The Environment and Energy committee, of which I am a member, has been undertaking an inquiry into the prerequisites for nuclear energy in Australia.
The inquiry’s first recommendation is that nuclear energy be considered as part of Australia’s future energy needs.
This is a very measured and sensible recommendation, as are all the recommendations. ‘It be considered’—all that means is that it be considered as part of our future energy mix.

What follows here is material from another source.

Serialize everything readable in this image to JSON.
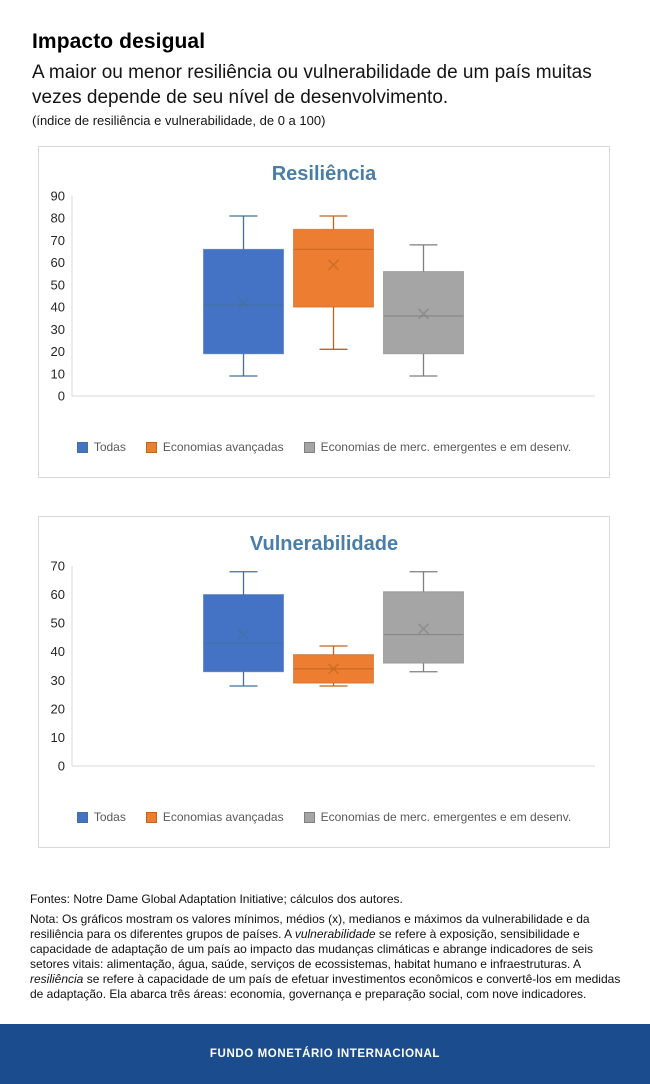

The second recommendation is that a body of work be undertaken to include economic assessment, technological assessment and readiness assessment. That, once again, is not building a nuclear power plant at Jervis Bay—as the previous speaker said, seeking to whip up fear without actually absorbing what the report said. Thirdly, we recommended a partial and conditional lift on the moratorium to allow third and fourth generation nuclear technology to be considered in this country. If the moratorium sits there, there is no commercial operator that will do the research and do the business plan if they have no hope of ever commercialising that project.
I just want to make a few comments about nuclear energy and where it currently sits. We have heard from other speakers that it is on the way out. At the moment, there are 452 reactors operating across 31 countries around the world. Importantly, there are 495 plants either under construction or in the planning phase. So that’s almost a doubling of the nuclear fleet in the next 10 years. The two countries where nuclear energy plays a very large role in their energy mix are Canada and France, both very sophisticated countries that we can learn some lessons from. The current wholesale price of electricity is US$28 per megawatt hour, which is around A$40. That is compared to Australia’s current wholesale price of electricity of around $100 per megawatt hour. So the argument that nuclear energy is expensive is not borne out by the facts in these countries.
In terms of emissions reduction, one golf ball sized piece of uranium represents a lifetime’s energy for an individual. That compares with 1,000 kilograms of coal, a tonne of coal, 564 litres of oil or 481 cubic metres of gas. So that’s one golf ball sized piece of uranium. And we’ve got plenty of it here in Australia. In fact, in my electorate I’ve got three uranium projects that are, hopefully, about to go into the production phase. They’ve received all their approvals and are looking at the future very optimistically.
The technology that we’re talking about here, that would possibly be installed if we ever got to that stage, would be the small modular nuclear reactors with the thorium salt as their main power source, and those small reactors, three of them, could power 1.08 million households in Australia.
In overseas countries it is difficult to extrapolate the figures exactly, but the estimated plant cost is around A$4 billion, which would represent an electricity generation cost of around $60 per megawatt hour. So that’s very competitive with the current price. But, effectively, that’s not the government’s problem, in my view. I don’t believe in subsidising nuclear power stations. Personally, I don’t believe in subsidising coal power stations and I don’t believe we should be subsidising renewable energy. We should be completely technology agnostic in this, and the best power source, the most efficient, and the source that provides firm base-load power is the technology that should win the day.
Finally, I want to touch on the safety aspect. There have been three nuclear incidents—some may say accidents—with the first and second generation power plants. At Three Mile Island there were no deaths from exposure to radiation. At Chernobyl, there were 19 deaths from exposure to radiation. At Fukushima there were no deaths from exposure to radiation. They died when they drowned as they were trying to shut the reactor down. They were in a basement and they drowned in the tsunami. So, from a safety perspective, I don’t have the numbers but I can guarantee that many, many more people die in the coalmining industry, in the generation of electricity through coal-fired power stations and others, than die at a nuclear reactor.
I commend the report to the House. I think it’s an excellent piece of work. It’s something that should certainly stimulate discussion. People with an open mind, people who can move beyond that antiscience mindset that I described with the GM crops, should be able to have a rational debate about this. The best technology to provide low emissions baseload power should be the technology that this country adopts.